Lamivudine was not mutagenic in bacterial tests but, like many nucleoside analogues, showed activity in an in vitro cytogenetic assay and the mouse lymphoma assay. Lamivudine was not genotoxic in vivo at doses that gave plasma concentrations around 40-50 times higher than the anticipated clinical plasma levels. As the in vitro mutagenic activity of lamivudine could not be confirmed in in vivo tests, it is concluded that lamivudine should not represent a genotoxic hazard to patients undergoing treatment.
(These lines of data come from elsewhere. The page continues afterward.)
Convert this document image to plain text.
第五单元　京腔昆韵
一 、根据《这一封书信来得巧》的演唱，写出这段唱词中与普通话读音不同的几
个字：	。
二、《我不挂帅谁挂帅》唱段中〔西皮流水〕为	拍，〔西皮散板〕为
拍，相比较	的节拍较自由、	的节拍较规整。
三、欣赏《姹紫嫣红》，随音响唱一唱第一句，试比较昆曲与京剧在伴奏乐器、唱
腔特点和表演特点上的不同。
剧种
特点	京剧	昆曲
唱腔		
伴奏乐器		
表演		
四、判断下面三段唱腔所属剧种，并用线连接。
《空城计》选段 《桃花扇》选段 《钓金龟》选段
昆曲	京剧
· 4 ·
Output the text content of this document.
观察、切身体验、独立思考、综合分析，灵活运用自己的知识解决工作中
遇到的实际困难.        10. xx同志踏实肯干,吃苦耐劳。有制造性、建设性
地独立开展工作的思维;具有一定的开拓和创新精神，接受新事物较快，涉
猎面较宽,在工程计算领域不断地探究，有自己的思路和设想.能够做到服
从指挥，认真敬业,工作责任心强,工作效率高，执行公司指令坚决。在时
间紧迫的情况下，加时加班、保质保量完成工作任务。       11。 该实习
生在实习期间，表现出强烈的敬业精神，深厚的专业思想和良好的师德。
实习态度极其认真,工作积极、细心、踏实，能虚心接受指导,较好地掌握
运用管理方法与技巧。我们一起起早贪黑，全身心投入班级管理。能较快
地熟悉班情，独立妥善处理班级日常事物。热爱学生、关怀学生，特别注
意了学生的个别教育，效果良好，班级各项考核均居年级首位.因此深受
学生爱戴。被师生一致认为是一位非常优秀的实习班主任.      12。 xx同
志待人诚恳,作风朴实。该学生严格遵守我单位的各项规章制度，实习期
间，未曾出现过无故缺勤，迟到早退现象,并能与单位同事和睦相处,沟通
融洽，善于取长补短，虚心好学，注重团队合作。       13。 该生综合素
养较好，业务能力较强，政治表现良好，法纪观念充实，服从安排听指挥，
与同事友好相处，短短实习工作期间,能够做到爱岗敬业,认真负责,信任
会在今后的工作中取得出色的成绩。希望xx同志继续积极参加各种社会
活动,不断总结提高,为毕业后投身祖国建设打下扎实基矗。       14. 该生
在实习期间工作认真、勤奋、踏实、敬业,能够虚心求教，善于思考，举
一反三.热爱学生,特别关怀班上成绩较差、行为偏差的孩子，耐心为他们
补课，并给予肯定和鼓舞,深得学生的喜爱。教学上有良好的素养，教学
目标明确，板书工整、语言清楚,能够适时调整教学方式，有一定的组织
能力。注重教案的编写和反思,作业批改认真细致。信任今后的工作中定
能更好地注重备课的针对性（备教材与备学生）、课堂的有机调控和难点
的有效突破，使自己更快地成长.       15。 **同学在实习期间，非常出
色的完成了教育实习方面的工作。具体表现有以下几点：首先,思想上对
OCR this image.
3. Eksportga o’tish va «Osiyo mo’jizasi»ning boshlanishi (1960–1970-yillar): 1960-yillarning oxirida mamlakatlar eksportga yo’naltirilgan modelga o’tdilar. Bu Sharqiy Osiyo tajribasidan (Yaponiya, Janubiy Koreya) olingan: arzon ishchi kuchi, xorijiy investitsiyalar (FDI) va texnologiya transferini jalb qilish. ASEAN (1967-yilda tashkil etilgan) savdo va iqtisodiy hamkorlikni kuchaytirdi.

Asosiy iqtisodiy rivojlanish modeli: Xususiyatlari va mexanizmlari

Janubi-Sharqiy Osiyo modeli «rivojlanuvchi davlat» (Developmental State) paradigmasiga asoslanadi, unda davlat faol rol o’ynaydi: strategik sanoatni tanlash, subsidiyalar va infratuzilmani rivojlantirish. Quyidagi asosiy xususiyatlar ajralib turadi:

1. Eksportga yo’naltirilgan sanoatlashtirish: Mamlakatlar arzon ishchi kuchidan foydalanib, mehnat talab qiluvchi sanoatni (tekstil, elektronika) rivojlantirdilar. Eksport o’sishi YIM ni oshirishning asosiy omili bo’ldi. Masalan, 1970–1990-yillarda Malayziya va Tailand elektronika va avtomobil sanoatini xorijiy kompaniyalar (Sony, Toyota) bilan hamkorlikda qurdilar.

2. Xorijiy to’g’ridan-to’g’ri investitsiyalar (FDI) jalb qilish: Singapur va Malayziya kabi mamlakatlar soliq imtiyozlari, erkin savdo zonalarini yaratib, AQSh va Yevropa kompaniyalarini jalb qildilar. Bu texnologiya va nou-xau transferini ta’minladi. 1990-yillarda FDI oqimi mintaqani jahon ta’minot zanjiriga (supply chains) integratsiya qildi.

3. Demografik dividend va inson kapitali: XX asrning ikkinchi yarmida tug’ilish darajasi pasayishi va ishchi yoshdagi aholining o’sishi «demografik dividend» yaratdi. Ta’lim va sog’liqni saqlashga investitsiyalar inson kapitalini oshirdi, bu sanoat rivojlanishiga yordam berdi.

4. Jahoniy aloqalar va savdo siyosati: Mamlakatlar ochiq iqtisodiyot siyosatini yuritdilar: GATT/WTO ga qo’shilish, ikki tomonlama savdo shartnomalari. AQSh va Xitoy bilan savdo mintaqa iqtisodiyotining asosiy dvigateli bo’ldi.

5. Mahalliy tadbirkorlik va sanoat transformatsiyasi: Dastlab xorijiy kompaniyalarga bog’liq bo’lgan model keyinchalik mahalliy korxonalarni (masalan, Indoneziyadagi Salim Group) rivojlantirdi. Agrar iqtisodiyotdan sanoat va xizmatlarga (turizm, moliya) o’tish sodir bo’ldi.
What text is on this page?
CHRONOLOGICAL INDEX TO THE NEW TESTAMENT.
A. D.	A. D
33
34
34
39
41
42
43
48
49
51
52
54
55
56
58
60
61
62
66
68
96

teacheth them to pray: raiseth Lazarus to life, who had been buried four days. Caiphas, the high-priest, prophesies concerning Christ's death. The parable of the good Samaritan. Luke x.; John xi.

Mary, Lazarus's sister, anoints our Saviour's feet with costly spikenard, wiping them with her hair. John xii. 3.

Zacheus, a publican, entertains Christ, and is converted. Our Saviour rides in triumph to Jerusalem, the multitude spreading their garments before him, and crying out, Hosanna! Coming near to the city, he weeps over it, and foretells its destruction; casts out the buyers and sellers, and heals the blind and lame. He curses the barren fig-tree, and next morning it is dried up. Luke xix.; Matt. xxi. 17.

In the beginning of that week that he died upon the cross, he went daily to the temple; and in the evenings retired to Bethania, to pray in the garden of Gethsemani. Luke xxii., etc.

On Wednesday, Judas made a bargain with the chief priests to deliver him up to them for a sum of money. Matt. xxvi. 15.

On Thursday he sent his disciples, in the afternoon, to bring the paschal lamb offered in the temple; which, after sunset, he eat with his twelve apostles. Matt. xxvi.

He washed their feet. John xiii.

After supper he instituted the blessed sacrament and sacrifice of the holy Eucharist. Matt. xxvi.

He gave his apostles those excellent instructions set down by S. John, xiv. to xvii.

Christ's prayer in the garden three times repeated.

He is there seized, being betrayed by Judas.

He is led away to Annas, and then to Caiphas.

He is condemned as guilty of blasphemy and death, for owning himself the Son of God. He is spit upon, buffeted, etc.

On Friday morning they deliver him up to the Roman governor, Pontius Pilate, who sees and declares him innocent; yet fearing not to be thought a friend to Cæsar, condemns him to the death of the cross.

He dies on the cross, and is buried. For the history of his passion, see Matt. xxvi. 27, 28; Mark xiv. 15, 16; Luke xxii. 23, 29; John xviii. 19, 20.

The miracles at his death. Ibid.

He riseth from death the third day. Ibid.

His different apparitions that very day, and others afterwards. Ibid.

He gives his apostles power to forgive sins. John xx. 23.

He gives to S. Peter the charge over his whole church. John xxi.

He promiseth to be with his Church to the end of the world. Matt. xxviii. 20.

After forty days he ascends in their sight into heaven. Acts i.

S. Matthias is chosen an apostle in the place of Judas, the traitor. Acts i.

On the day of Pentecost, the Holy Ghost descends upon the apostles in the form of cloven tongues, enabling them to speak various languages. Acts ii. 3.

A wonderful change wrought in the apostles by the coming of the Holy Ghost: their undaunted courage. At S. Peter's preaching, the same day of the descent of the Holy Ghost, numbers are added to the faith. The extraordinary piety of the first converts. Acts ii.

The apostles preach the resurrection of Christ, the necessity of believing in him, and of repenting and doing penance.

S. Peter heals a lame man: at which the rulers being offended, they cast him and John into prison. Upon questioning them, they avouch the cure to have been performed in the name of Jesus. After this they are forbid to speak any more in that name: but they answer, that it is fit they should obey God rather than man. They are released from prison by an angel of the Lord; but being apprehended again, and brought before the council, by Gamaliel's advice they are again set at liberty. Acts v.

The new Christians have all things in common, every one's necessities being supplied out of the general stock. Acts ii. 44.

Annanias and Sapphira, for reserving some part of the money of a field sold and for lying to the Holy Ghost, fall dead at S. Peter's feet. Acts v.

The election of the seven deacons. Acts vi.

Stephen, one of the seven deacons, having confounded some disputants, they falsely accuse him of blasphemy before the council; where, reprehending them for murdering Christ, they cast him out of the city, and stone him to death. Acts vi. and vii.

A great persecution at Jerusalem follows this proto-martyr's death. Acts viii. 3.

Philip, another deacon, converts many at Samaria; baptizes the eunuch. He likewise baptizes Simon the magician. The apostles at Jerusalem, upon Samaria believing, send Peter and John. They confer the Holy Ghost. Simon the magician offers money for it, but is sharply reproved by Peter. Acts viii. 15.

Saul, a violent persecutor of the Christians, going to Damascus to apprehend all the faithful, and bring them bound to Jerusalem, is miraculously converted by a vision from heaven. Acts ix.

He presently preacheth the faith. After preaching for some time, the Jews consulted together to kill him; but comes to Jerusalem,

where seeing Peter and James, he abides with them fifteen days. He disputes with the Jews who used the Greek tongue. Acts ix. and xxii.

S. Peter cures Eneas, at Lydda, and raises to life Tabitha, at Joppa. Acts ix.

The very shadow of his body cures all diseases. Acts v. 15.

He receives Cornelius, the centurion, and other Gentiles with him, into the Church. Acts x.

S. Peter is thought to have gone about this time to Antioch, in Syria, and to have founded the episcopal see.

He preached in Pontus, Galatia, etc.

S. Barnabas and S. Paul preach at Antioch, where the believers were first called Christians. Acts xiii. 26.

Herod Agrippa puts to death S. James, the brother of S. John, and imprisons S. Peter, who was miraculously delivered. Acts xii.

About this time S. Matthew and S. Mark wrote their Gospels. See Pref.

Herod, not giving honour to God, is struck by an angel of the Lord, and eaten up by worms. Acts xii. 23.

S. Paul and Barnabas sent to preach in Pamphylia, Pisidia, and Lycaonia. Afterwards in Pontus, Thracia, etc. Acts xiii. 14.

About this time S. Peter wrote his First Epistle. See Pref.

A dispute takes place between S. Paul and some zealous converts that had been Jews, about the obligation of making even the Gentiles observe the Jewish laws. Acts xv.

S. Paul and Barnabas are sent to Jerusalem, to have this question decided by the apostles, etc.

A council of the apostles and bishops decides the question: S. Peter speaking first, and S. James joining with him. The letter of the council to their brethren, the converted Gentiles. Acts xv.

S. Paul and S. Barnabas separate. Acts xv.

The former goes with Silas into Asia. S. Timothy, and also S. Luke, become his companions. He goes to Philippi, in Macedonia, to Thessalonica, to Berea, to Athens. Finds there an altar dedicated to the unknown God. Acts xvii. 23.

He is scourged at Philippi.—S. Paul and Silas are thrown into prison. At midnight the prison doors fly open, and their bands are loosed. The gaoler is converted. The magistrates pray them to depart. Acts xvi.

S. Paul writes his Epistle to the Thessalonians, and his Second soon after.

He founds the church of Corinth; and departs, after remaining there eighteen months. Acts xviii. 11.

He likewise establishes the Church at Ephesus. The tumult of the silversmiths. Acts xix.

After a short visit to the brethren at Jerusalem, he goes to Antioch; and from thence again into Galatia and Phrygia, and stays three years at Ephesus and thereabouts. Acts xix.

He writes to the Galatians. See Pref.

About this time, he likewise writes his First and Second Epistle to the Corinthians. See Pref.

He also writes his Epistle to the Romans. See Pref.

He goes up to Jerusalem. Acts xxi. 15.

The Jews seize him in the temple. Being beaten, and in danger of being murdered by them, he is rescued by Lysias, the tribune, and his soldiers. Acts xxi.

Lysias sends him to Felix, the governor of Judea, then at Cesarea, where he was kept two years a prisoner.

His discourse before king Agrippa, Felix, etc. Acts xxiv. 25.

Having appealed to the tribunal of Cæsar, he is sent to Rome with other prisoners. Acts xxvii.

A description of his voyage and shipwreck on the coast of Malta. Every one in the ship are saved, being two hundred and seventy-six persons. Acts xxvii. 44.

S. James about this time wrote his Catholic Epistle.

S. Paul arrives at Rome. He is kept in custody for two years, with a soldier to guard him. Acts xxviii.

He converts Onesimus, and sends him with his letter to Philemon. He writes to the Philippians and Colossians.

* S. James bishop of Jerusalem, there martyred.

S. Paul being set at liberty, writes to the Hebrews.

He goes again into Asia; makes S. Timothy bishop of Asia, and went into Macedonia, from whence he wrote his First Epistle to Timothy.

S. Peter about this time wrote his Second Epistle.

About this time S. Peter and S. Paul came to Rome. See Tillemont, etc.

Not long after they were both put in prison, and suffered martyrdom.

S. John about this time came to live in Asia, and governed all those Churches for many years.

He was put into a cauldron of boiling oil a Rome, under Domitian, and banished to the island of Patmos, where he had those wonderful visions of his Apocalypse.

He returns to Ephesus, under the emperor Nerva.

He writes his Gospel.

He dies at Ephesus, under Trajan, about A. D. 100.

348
A transplacental genotoxicity study conducted in monkeys compared zidovudine alone with the combination of zidovudine and lamivudine at human-equivalent exposures. The study demonstrated that foetuses exposed in utero to the combination sustained a higher level of nucleoside analogueDNA incorporation into multiple foetal organs, and showed evidence of more telomere shortening than in those exposed to zidovudine alone. The clinical significance of these findings is unknown.
The results of long-term carcinogenicity studies in rats and mice did not show any carcinogenic potential relevant for humans.
A fertility study in rats has shown that lamivudine had no effect on male or female fertility.